Yearwood further argues that the State's evidence of aggravated battery was insufficient because the trial court failed to instruct the jury on the full statutory definition of “visible bodily harm,” one of the elements of the offense of battery, i.e., that “the term visible bodily harm means bodily harm capable of being perceived by a person other than the victim and may include, but is not limited to, substantially blackened eyes, substantially swollen lips or other facial or body parts, or substantial bruises to [the] body.” (Punctuation omitted.) OCGA § 16-5-23.1(b); see also Carroll v. State, 293 Ga.App. 721, 723-724(1), 667 S.E.2d 708 (2008) (requiring the full instruction). We need not consider this argument because our review of a claim of insufficient evidence, as here, is limited to the evidence alone. Jackson, supra, 443 U.S. 307, 99 S.Ct. 2781. Such limitation aside, the trial court gave its charge on battery less the statutory definition of visible bodily harm at Yearwood's request, and Yearwood did not object to the charge as given. As to Yearwood's request to charge aggravated battery, a party cannot induce error and complain later. Stewart v. State, 239 Ga. 588, 590(6), 238 S.E.2d 540 (1977). As to Yearwood's failure to object to the charge as given, “a party cannot complain of the giving of an instruction to the jury unless he objects thereto after the court has instructed the jury and before the jury returns a verdict.” (Citations and punctuation omitted.) Johnson v. State, 293 Ga.App. 294, 296(2), 666 S.E.2d 635 (2008).
2. Further, Yearwood contends that the trial court erred in charging the jury on parties to a crime, arguing that there was no evidence to support a charge thereon. Again, we disagree.
“A charge on parties to a crime is error only where there is insufficient evidence, circumstantial or otherwise, to support the theory.” (Footnote omitted.) Nation v. State, 252 Ga.App. 620, 623(4), 556 S.E.2d 196 (2001). Here, it is undisputed that Yearwood and Stephens were present at the time the child was beaten and injured; they talked about what had occurred prior to punishing the child; they subsequently talked about what had occurred; they discussed when to take the child to the hospital; and they feigned ignorance as to how the child had been injured upon being interviewed by police. At trial, they tried to blame each other for what had occurred. Stephens indicated that the child might have hit her head on a coffee table as the punishment was administered. Yearwood testified that she thought Stephens could have hurt the child, while her lawyer more pointedly argued that Stephens, in fact, was the perpetrator.
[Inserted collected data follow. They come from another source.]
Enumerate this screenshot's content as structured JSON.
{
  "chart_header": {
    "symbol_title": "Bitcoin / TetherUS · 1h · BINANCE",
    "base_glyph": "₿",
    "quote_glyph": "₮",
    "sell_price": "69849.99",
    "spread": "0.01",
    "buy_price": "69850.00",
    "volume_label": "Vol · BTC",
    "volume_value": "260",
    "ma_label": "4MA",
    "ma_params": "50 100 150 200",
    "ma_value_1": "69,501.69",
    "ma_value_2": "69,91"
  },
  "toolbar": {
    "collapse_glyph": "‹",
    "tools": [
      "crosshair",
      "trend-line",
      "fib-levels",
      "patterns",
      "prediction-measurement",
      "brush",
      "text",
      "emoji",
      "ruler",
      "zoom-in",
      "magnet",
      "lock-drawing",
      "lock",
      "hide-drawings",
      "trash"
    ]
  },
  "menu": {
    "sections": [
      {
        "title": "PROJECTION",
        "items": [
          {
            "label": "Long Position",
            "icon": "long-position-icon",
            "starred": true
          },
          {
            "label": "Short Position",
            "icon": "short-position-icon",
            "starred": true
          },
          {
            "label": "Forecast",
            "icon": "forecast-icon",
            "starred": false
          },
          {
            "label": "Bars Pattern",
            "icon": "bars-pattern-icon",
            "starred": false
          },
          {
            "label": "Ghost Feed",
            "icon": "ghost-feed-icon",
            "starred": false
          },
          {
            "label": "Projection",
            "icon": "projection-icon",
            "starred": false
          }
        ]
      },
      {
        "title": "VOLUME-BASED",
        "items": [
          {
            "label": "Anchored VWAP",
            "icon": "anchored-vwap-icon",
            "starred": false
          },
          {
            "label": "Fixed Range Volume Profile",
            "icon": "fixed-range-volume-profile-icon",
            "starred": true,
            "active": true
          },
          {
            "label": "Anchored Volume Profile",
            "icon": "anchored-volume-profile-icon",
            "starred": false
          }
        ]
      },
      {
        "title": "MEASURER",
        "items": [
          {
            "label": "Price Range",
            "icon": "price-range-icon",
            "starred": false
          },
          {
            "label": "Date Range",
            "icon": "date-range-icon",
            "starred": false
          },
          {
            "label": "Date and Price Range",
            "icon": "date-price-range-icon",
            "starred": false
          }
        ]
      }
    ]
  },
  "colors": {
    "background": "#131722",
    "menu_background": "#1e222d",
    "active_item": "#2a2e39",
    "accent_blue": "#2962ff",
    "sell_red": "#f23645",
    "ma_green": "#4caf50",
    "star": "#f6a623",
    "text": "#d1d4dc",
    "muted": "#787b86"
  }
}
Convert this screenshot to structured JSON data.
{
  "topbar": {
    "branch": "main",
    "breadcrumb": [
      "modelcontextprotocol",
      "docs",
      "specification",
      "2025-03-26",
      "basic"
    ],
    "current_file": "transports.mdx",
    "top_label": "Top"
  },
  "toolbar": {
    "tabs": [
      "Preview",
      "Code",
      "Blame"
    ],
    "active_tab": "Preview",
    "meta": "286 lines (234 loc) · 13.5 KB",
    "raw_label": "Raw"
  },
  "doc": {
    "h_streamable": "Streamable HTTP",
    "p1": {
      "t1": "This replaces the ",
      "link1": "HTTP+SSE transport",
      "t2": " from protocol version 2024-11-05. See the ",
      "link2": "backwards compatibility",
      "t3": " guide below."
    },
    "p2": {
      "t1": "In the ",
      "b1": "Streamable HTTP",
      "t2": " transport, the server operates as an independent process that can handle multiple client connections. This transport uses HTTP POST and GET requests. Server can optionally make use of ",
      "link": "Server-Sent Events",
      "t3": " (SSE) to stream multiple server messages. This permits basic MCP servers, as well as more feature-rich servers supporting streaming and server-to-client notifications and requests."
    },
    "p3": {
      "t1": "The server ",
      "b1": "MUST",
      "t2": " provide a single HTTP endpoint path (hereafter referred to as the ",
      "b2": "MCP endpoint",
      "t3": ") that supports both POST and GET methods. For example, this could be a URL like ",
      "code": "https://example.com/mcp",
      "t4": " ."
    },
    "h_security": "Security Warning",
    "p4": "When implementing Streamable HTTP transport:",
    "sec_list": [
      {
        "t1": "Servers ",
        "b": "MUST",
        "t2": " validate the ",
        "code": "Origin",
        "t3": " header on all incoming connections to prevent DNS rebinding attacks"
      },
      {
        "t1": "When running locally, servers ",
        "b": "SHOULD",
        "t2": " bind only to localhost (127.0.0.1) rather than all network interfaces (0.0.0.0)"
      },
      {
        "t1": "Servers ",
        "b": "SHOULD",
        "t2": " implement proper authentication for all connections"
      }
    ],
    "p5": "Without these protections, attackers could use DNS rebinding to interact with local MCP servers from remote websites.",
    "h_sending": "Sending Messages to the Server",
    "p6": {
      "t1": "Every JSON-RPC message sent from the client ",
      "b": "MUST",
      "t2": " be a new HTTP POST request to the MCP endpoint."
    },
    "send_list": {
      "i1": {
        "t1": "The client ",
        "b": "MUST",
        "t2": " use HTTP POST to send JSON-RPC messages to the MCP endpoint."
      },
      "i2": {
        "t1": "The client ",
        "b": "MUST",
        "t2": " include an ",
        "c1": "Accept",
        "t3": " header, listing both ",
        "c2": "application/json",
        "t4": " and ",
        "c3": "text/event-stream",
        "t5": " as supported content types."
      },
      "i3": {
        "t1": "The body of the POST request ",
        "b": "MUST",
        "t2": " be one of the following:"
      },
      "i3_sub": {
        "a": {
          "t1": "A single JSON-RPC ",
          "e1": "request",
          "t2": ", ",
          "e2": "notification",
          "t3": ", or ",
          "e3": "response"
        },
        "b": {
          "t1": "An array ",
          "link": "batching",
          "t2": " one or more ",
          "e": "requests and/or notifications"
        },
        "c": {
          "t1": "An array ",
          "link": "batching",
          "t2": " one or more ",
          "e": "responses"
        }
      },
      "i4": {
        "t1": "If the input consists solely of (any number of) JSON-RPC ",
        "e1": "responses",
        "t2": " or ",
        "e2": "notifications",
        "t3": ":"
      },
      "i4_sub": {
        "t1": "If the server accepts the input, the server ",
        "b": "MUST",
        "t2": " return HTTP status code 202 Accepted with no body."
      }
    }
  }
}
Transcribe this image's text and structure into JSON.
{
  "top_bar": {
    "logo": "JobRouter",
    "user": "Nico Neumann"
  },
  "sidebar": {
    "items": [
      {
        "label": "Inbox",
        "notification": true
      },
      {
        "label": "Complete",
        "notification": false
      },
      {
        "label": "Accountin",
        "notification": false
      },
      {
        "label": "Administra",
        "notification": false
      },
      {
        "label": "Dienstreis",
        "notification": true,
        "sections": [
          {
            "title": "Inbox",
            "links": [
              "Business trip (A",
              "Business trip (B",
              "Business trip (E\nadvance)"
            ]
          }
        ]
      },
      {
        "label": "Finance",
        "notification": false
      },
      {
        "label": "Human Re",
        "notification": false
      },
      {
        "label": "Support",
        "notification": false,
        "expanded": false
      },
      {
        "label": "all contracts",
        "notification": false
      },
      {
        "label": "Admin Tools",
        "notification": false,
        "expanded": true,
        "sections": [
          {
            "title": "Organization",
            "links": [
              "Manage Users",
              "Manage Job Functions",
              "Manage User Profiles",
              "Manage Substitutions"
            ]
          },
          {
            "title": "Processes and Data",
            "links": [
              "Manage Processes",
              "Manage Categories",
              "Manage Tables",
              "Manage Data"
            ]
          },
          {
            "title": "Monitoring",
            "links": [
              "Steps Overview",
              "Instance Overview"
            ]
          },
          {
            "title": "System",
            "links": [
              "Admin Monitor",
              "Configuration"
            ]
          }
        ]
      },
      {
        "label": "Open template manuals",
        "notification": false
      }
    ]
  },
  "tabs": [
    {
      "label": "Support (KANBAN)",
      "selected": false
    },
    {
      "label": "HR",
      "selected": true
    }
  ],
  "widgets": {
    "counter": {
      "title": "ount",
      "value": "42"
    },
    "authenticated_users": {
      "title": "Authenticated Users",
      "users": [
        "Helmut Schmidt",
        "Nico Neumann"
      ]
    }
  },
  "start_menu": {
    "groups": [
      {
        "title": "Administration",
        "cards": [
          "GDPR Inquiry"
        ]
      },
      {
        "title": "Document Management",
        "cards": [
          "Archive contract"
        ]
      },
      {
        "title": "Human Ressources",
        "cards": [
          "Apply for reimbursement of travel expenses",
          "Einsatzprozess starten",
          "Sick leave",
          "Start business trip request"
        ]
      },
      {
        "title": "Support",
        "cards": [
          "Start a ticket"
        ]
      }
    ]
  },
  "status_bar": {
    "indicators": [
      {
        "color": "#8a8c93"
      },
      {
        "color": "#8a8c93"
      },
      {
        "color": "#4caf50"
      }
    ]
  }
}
Even were it otherwise, where there is no reasonable possibility that an erroneous charge on parties to a crime misled the jury or permitted a defendant's conviction on an erroneous theory, the error is harmless. Welch v. State, 163 Ga.App. 383(2), 294 S.E.2d 596 (1982). This is such a case. At trial, Yearwood admitted to the switching and that she caused some of the bruising to the child. No one testified that any other party caused the child's injuries. As to Stephens, Yearwood testified only that he might have done so. The only theory that anyone other than Yearwood harmed the child came from her trial counsel who offered no evidence to that effect.
Under these circumstances, the trial court did not err in charging the jury on parties to a crime.
For the reasons set forth above, we affirm the trial court's order denying Yearwood's motion for a new trial.
MILLER, Chief Judge.
ANDREWS, P.J., and BARNES, J., concur.